Serpent Queen now on Starz

In this Starz Original, new to Prime, Morton plays the real-life matriarch of a notorious Renaissance crime family, who went on to become queen of France and whose family legacy also includes important patronage of the arts, based on an account of her life by bestselling biographer Leonie Frieda.

Teasers suggest the source material hardly matters: The Serpent Queen seems as loose a version of history as the superlative, silly and often surreal TV perspective on another famous Catherine: The Great. The series spend little time on Catherine’s political achievements as Queen, more on her the breathtakingly cruel punishments doled out to her enemies and the dreary, inevitable implication that Catherine, as a Nasty Woman of history, dabbled in the occult.
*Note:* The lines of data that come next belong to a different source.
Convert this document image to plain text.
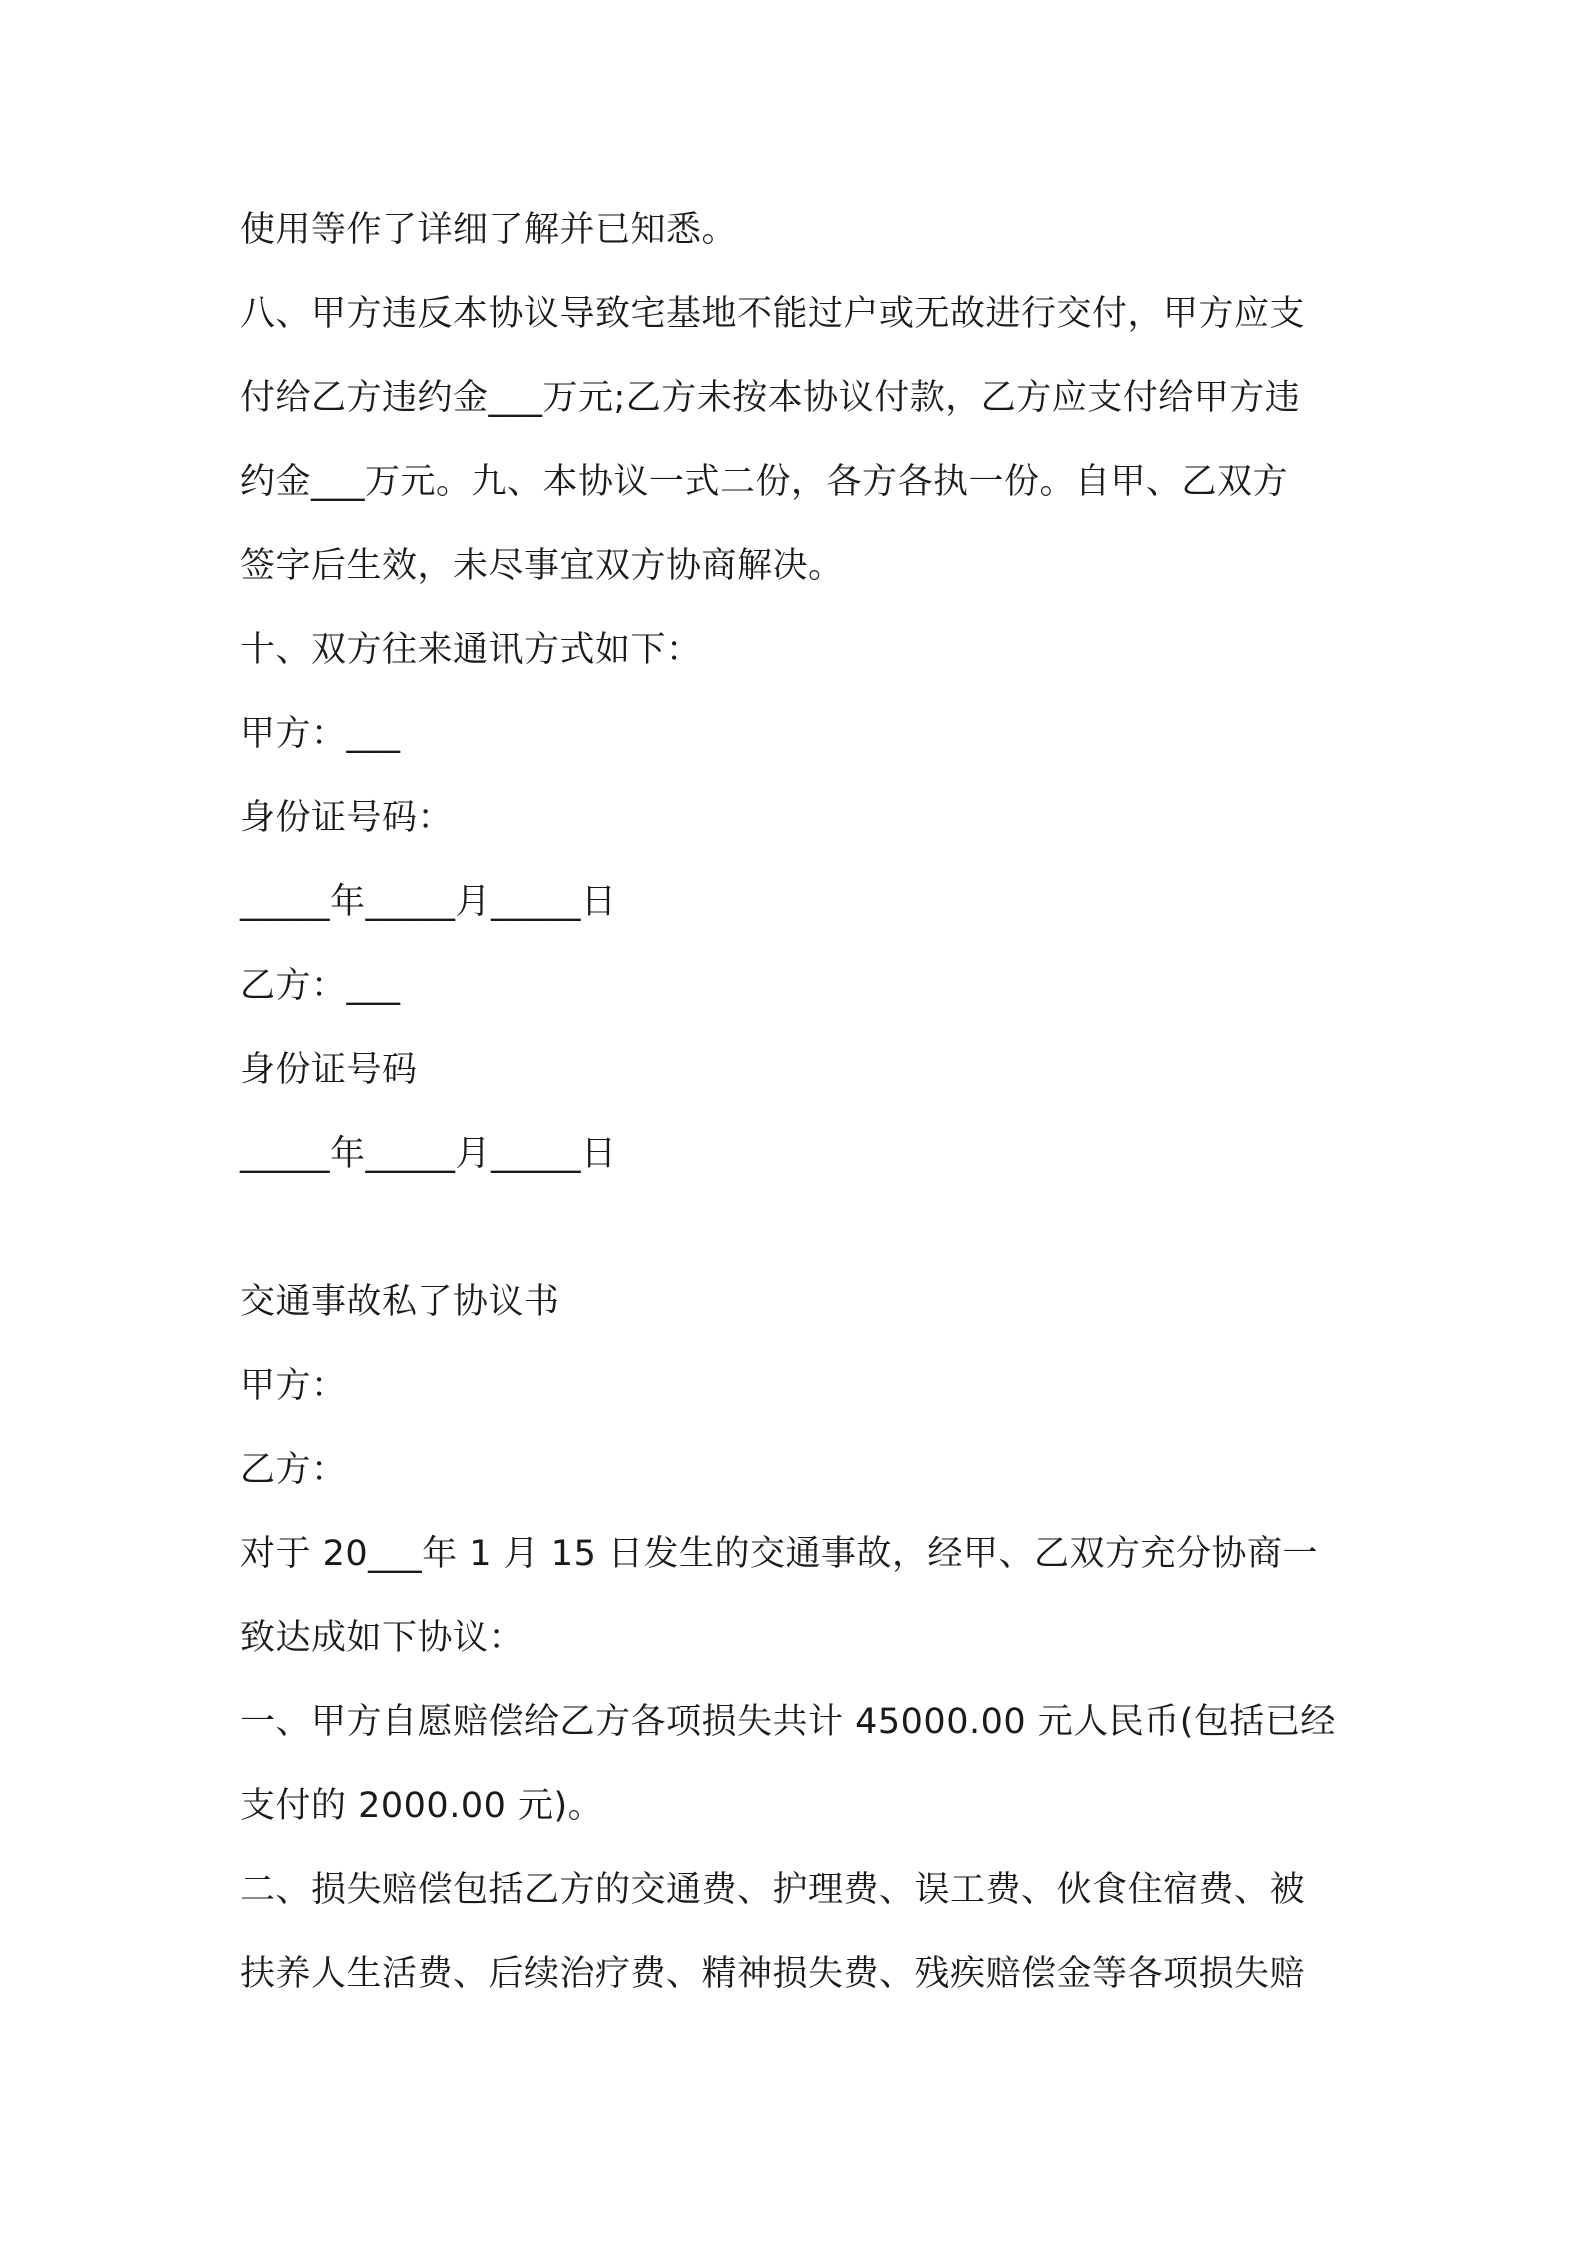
使用等作了详细了解并已知悉。
八、甲方违反本协议导致宅基地不能过户或无故进行交付，甲方应支
付给乙方违约金___万元;乙方未按本协议付款，乙方应支付给甲方违
约金___万元。九、本协议一式二份，各方各执一份。自甲、乙双方
签字后生效，未尽事宜双方协商解决。
十、双方往来通讯方式如下：
甲方：___
身份证号码：
_____年_____月_____日
乙方：___
身份证号码
_____年_____月_____日
交通事故私了协议书
甲方：
乙方：
对于 20___年 1 月 15 日发生的交通事故，经甲、乙双方充分协商一
致达成如下协议：
一、甲方自愿赔偿给乙方各项损失共计 45000.00 元人民币(包括已经
支付的 2000.00 元)。
二、损失赔偿包括乙方的交通费、护理费、误工费、伙食住宿费、被
扶养人生活费、后续治疗费、精神损失费、残疾赔偿金等各项损失赔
The serpent of the title appears as metaphor for absolute power corrupting and as Catherine’s creeping familiar. It’s depicted on screen as a literal snake lurking in her skirts, the image throwing a bit of vaguely Freudian horror at a woman with agency into the mix. The Serpent Queen’s humour is rather more deadpan, in trailers showing Catherine’s drive for power stems from being overlooked and betrayed by almost everyone in her life: demonstrating that for women of her time and per the series tagline, life is often brutal and fear is more reliable than love.

Per Disney’s visually striking Cruella, or Promising Young Woman: chic female baddies remain welcome, though the lack of diversity and a tiresome need to soften them with a tragic past rather dilutes any side-swipes made at misogyny, or any points made on the lot of challenging women in our culture. It’s suggested that her sad, banal backstory doesn’t quite explain Catherine’s enjoyment of her role, here’s hoping the Serpent Queen explores this with a little more originality. Like all the best villains though, Catherine’s acts are increasingly heinous and terrifying, she makes despotism look like great fun and hugely stylish.